Smaller carriers lack their own infrastructure in parts of the country and pay the Big Three to use their towers. Moore said in December that Canada’s largest wireless companies charge the small carriers as much as 10 times the amount they charge their own customers.

There have been complaints from the new players about the exorbitant rates they pay so their customers can receive service from their competitors’ towers, charges that often get passed on to the consumer. The changes could encourage the new carriers to cut consumer fees and improve coverage outside their home areas, which are mostly in metropolitan centres.

Huang suggested the law could be amended so telecom companies cannot charge wholesale customers more than they charge their own customers.

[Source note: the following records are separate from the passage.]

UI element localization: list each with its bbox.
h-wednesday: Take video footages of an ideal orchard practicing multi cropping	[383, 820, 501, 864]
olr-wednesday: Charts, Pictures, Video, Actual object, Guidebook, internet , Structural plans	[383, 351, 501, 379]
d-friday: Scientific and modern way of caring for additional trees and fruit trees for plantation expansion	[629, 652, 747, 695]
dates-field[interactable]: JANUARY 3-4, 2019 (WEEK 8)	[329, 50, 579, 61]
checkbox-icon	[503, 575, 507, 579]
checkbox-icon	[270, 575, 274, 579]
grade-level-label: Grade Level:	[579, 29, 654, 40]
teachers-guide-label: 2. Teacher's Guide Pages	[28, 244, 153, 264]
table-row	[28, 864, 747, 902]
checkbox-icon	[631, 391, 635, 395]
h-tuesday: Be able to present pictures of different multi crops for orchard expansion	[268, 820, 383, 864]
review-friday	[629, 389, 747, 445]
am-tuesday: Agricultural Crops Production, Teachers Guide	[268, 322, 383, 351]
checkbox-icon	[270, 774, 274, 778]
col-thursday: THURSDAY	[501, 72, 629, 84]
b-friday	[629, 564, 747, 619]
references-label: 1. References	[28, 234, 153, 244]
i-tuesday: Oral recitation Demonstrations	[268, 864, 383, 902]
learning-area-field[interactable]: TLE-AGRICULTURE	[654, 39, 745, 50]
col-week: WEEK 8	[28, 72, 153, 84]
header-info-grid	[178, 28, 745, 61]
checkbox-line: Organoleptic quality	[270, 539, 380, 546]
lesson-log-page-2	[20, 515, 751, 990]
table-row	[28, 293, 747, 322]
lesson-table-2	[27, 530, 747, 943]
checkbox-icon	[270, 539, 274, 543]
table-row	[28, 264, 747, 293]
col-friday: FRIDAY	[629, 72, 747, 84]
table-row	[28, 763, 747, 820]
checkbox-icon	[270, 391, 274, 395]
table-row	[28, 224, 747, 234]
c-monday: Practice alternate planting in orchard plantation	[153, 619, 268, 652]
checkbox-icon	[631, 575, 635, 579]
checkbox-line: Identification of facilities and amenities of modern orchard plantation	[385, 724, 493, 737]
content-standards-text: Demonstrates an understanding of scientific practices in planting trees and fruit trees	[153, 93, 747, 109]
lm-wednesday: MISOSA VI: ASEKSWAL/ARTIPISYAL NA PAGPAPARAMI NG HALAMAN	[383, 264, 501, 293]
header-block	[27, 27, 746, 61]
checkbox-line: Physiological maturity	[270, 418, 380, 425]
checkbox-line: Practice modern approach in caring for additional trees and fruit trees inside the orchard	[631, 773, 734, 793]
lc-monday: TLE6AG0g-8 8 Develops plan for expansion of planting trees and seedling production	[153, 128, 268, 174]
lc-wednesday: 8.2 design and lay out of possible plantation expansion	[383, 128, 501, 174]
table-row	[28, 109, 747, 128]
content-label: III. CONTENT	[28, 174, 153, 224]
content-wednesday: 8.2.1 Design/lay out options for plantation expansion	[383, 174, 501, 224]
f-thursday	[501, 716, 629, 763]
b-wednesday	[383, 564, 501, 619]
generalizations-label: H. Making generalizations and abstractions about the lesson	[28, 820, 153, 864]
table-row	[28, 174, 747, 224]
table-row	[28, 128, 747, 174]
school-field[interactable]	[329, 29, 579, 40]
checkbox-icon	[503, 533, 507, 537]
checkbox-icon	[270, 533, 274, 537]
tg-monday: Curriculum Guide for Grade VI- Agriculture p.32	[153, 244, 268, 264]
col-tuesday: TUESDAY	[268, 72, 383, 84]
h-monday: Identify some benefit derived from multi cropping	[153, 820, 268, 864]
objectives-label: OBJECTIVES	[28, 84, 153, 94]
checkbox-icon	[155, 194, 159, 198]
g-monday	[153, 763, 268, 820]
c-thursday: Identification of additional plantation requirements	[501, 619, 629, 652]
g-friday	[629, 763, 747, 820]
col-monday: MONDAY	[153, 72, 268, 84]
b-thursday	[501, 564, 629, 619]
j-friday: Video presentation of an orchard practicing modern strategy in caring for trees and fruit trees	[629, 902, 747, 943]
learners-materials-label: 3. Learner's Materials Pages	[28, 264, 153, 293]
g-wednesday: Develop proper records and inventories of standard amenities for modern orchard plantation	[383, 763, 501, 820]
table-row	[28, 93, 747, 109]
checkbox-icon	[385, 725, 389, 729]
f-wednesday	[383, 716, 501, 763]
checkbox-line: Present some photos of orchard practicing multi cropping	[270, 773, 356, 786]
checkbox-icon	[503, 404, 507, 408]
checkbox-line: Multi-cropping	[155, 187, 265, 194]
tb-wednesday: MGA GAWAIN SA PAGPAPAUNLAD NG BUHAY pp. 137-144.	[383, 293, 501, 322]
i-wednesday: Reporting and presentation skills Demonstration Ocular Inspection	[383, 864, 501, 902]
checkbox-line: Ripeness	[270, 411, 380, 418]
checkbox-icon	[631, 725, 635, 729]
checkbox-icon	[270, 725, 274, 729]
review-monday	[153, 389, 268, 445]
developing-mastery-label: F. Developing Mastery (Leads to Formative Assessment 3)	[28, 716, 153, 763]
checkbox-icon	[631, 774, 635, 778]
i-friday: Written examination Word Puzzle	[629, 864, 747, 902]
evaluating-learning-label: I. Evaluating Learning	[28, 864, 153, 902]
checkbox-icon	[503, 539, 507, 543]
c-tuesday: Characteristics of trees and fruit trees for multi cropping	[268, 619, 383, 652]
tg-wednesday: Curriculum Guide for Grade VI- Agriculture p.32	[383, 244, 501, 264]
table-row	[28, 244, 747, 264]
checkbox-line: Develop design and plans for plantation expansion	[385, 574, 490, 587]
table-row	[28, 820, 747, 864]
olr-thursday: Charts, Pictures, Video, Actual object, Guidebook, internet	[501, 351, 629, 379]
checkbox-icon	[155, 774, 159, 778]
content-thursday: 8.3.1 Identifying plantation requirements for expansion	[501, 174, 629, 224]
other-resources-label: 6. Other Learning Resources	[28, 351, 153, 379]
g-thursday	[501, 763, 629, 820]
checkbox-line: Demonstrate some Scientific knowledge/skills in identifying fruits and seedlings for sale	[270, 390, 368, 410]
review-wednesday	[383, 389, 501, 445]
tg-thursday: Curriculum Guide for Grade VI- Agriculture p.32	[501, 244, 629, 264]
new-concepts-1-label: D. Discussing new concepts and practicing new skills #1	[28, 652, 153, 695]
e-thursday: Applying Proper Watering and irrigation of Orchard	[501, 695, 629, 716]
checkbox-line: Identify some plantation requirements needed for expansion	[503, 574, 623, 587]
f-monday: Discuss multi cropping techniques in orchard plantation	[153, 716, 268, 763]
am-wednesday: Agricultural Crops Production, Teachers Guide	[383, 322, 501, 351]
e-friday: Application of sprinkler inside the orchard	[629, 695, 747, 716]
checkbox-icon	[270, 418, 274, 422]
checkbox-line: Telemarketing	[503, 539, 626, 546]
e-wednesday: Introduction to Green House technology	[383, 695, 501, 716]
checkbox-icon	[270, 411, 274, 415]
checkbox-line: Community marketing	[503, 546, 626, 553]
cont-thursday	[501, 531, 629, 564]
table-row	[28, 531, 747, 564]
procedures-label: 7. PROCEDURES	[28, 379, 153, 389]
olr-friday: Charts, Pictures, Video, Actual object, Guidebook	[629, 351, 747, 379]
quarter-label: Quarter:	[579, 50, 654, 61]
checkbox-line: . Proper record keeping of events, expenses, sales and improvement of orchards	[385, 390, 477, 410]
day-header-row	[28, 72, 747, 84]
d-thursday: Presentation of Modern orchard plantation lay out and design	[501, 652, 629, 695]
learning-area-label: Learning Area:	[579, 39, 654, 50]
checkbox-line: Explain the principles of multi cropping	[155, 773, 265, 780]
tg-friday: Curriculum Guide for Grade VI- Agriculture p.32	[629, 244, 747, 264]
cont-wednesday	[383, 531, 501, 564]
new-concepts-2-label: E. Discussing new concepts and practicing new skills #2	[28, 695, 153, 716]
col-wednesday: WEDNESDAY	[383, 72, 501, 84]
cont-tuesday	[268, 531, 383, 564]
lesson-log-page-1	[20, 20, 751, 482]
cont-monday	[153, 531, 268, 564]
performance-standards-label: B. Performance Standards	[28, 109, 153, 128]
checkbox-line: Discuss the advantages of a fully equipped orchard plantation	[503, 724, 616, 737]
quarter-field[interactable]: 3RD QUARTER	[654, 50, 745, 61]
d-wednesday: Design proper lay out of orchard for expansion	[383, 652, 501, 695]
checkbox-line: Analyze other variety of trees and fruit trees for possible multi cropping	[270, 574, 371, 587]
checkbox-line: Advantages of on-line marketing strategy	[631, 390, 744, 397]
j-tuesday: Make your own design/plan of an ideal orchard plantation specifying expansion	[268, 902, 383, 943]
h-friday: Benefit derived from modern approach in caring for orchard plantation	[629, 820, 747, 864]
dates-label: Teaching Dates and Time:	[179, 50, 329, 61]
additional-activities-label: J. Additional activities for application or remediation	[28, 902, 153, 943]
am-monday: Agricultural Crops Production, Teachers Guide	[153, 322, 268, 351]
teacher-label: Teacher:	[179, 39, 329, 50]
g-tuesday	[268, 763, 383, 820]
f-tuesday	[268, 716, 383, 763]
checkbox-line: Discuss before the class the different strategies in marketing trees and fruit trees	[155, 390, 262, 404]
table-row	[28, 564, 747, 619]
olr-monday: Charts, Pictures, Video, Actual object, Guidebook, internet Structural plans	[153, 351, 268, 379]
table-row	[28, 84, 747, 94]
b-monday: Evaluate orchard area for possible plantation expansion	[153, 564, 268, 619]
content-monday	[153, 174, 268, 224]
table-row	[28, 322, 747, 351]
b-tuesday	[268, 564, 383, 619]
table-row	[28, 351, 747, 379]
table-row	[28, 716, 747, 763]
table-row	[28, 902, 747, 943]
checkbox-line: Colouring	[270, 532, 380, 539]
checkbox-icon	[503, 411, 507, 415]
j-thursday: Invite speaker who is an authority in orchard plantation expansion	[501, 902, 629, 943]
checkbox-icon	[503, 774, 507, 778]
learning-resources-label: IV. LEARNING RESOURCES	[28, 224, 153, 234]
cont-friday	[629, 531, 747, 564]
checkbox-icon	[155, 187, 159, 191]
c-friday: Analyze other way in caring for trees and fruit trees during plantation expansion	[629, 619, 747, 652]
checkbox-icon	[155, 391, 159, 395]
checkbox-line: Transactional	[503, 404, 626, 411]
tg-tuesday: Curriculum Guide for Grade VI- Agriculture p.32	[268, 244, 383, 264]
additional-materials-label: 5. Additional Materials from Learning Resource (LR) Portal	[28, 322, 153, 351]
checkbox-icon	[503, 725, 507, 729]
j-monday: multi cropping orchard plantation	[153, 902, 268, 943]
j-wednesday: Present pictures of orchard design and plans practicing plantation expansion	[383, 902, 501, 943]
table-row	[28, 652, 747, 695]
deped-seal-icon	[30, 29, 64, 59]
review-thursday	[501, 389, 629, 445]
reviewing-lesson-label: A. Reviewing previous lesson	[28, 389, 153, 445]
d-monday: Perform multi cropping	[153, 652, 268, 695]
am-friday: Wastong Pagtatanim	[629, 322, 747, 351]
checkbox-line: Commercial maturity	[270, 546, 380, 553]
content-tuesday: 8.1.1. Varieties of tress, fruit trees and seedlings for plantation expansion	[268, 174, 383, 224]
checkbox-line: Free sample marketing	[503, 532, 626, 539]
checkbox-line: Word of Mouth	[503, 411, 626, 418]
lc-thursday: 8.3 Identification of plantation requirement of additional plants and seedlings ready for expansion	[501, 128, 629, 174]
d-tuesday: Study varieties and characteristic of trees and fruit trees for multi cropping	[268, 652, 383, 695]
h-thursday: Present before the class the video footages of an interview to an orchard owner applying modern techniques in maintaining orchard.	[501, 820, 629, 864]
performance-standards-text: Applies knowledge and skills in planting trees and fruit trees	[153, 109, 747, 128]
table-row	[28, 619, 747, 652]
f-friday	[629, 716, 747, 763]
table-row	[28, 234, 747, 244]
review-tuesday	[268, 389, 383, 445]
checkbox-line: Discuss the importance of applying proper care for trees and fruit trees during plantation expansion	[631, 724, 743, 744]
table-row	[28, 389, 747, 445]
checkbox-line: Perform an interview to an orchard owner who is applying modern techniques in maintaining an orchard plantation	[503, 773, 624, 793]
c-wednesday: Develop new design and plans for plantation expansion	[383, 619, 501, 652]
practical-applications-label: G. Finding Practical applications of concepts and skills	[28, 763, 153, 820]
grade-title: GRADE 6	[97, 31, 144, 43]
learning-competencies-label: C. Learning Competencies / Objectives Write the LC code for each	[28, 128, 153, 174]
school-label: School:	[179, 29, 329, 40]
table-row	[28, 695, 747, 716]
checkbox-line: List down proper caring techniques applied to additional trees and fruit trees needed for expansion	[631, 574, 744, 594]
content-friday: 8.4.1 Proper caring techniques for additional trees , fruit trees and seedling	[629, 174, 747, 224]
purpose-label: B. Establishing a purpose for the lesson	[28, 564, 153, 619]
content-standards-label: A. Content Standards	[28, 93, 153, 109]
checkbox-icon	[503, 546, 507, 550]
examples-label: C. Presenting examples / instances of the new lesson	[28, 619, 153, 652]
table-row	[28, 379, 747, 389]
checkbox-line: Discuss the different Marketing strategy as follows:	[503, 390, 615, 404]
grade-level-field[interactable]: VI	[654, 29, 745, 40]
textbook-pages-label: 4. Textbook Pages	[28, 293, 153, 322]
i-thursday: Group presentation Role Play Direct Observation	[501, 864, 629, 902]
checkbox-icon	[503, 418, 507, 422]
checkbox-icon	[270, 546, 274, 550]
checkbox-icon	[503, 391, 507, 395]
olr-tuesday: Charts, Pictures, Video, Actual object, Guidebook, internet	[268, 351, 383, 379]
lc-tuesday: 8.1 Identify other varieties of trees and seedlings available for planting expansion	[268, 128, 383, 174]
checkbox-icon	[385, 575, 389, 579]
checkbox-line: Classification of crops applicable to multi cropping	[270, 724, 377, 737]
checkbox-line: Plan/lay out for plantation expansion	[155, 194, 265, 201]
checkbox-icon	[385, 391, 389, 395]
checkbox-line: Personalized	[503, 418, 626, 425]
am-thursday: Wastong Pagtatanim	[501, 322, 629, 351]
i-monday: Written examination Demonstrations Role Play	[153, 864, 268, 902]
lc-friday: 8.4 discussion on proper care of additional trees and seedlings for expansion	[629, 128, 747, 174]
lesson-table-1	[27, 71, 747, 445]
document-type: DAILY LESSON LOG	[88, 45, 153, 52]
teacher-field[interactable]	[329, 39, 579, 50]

Still, he added that he doesn’t see the government lowering the rates to a level that would eliminate the Big Three incumbents’ competitive advantage so as not to encourage new players from simply relying on existing towers without the incentive to build their own infrastructure.

The changes would have a minimal effect on bottom lines at the Big Three, he suggested.

“Wholesale roaming revenue currently represents less than one per cent of Rogers' service revenue, and essentially nothing for BCE and Telus,” he said.

“We continue to believe that the Canadian government's move to regulate wholesale wireless rate is not as threatening as it might sound.”

The government’s promises to bring competition to the sector have not gone as planned. None of players that were supposed to function as new national competitors are participating in the current 700 MHz spectrum auction, due to a lack of capital. The auction has also failed to spark the interest of any foreign telecom players.